His family worked hard to fulfill his wishes. They contacted several commands in the area asking for their help. I am proud to say that the Commanding Officer of the Naval and Marine Corps Reserve Center, Houston, said "yes" to their request, without hesitation. This even before he knew what the family had gone through to give the deceased veteran his due.
We represented the U.S. Navy well. Even though we were organized hastily and had never done this before, our efforts reflected the pride we felt in carrying on our traditions and honoring our shipmate. The sincere expressions of gratitude and tears of joy from his family and friends—overiding the grief—were all the thanks we really needed.
In this era of small budgets, declining manpower, and doing more with less, it is easy to say that we do not have the manpower or the time to meet such requests. These denials are remembered by the living, for whom we stand ready to fight. These are the people who pay our bills, to ensure that we do have what we need when we need it, to meet any threat.
A funeral is a public event. Is it not in our best interest to show the public that we do care for our shipmates and their families?
I was proud to serve on this detail, which reflected our core values: honor, courage, and commitment. I hope that my family will be able to find someone who will accord me the same honor, because I know that for all of us—sooner or later—our time will come.
"Change the Work-Up Cycle"
(See T. R. Kramer, pp. 75-76, November 1998 Proceedings )
EDITOR'S NOTE: The date of the GAO report referred to on page 76 should be 1997 rather than 1977.
"Air Department or Air Detachment"
(See M. Lisowski, pp. 80-84, October 1998; J. Barta, p. 12, November 1998 Proceedings )
Lieutenant Scott S. Stutz, U.S. Coast Guard —I agree with some of the points that Lieutenant Lisowski makes. The U.S. Navy, like the U.S. Coast Guard, does not have the luxury of being able to rely on any single sensor, shooter, or interdiction platform. Instead, we must use the strengths of all our platforms working together.
It's hard to believe that the tactical action officer (TAO) on the Aegis was not aware of the capabilities of the airframe. Could it be that the TAO mentioned didn't like LAMPS pilots, and it carried over into his or her performance during workups?

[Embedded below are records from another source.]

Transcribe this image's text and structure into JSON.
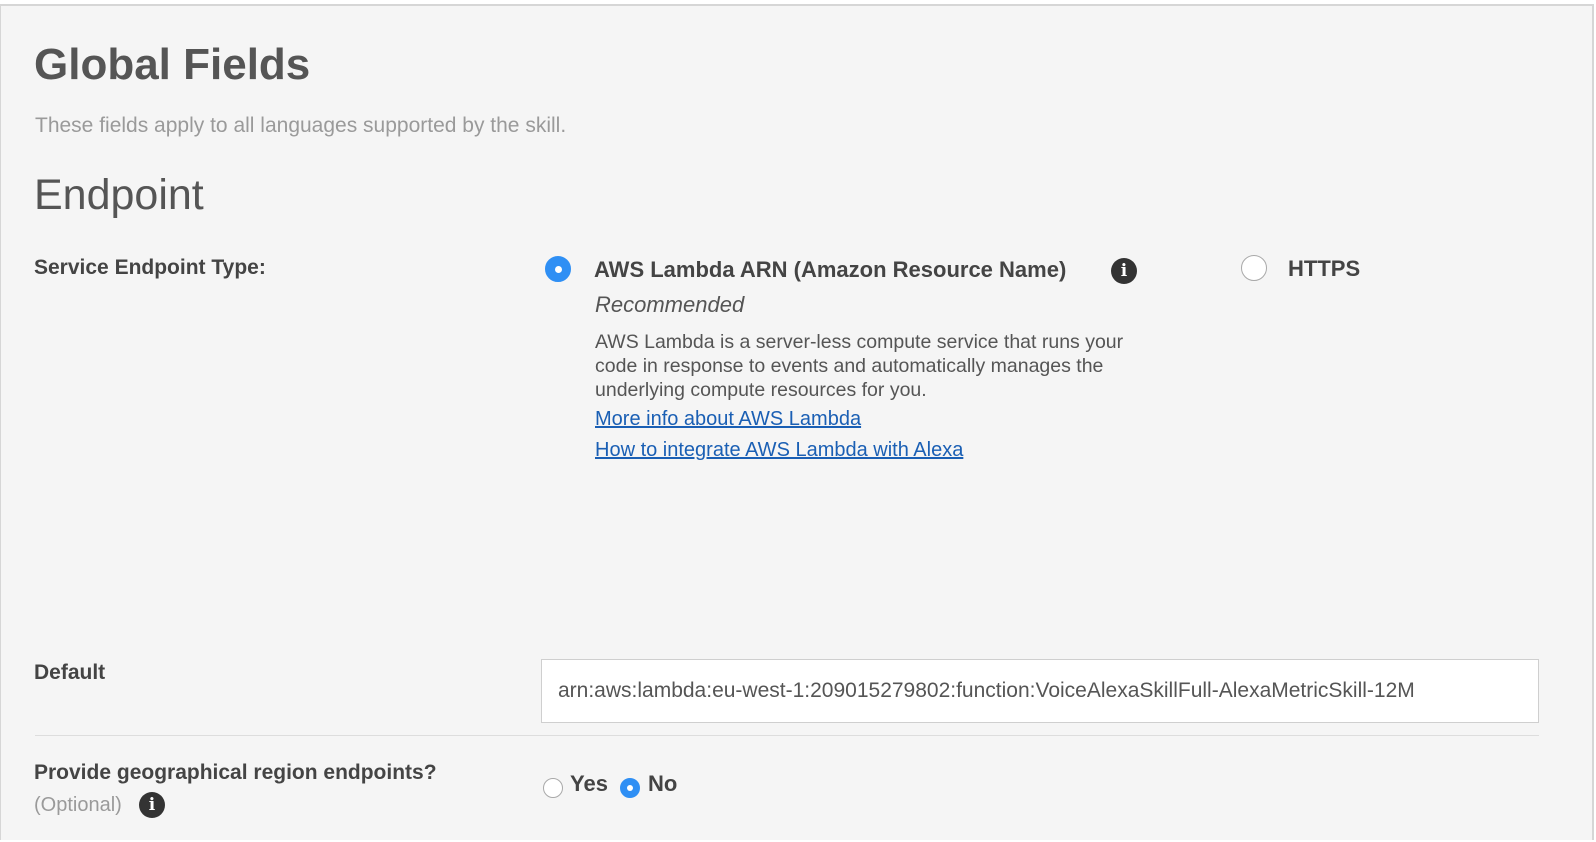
{
  "header": {
    "title": "Global Fields",
    "subtitle": "These fields apply to all languages supported by the skill."
  },
  "endpoint": {
    "heading": "Endpoint",
    "type_label": "Service Endpoint Type:",
    "options": [
      {
        "label": "AWS Lambda ARN (Amazon Resource Name)",
        "selected": true,
        "recommended": "Recommended",
        "description": "AWS Lambda is a server-less compute service that runs your code in response to events and automatically manages the underlying compute resources for you.",
        "links": [
          "More info about AWS Lambda",
          "How to integrate AWS Lambda with Alexa"
        ]
      },
      {
        "label": "HTTPS",
        "selected": false
      }
    ],
    "default_label": "Default",
    "default_value": "arn:aws:lambda:eu-west-1:209015279802:function:VoiceAlexaSkillFull-AlexaMetricSkill-12M"
  },
  "geo": {
    "question": "Provide geographical region endpoints?",
    "optional": "(Optional)",
    "yes_label": "Yes",
    "no_label": "No",
    "selected": "No"
  },
  "colors": {
    "accent": "#2f8ff4",
    "link": "#1a5fb4",
    "panel_bg": "#f5f5f5"
  }
}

Did Lieutenant Lisowski reap a harvest of discontent from seeds sown prior to his embarkation on that particular cruiser or destroyer? The answers lie in attitude, not capability.
Having served on board a FFG-7 as part of the very small Coast Guard/Navy officer exchange program, I became aware of the pains of bringing aboard a two-bird LAMPS III helicopter detachment for a deployment. The first impression those pilots created for us was that most junior officers were moved out of the officer berthing spaces into what might be called a substandard berthing arrangement. If we had put enlisted personnel in there, someone would have hung. But AirLant insisted that their pilots must live in officers' country, so the ensigns and most of the jaygees went below. Lacking any real collateral duties or a real watch schedule, and with little else to do, the pilots took over the wardroom. When two pilots embark on my cutter and sit in the wardroom, it's manageable; when a gaggle of LAMPS pilots takes over the wardroom by sheer number and seniority, it becomes unmanageable, especially if many of the pilots display an attitude of entitlement.
The detachment/department that embarked on the FFG was capable and very useful to our operations. We were more successful as a ship, a task group, and a Navy because of the LAMPS presence. But the lasting memory of that group of aviators makes me cringe at the thought of taking a LAMPS detachment on board my cutter today.
Lieutenant Lisowski calls for teamwork. But to be part of a team, one has to be a team player—not just a talented one. The roots of "us" vs. "them" come from rules and attitudes that promote separateness. It will take time and effort to break down those walls; in the end, it will be worth it. But the wall must be torn down from both sides.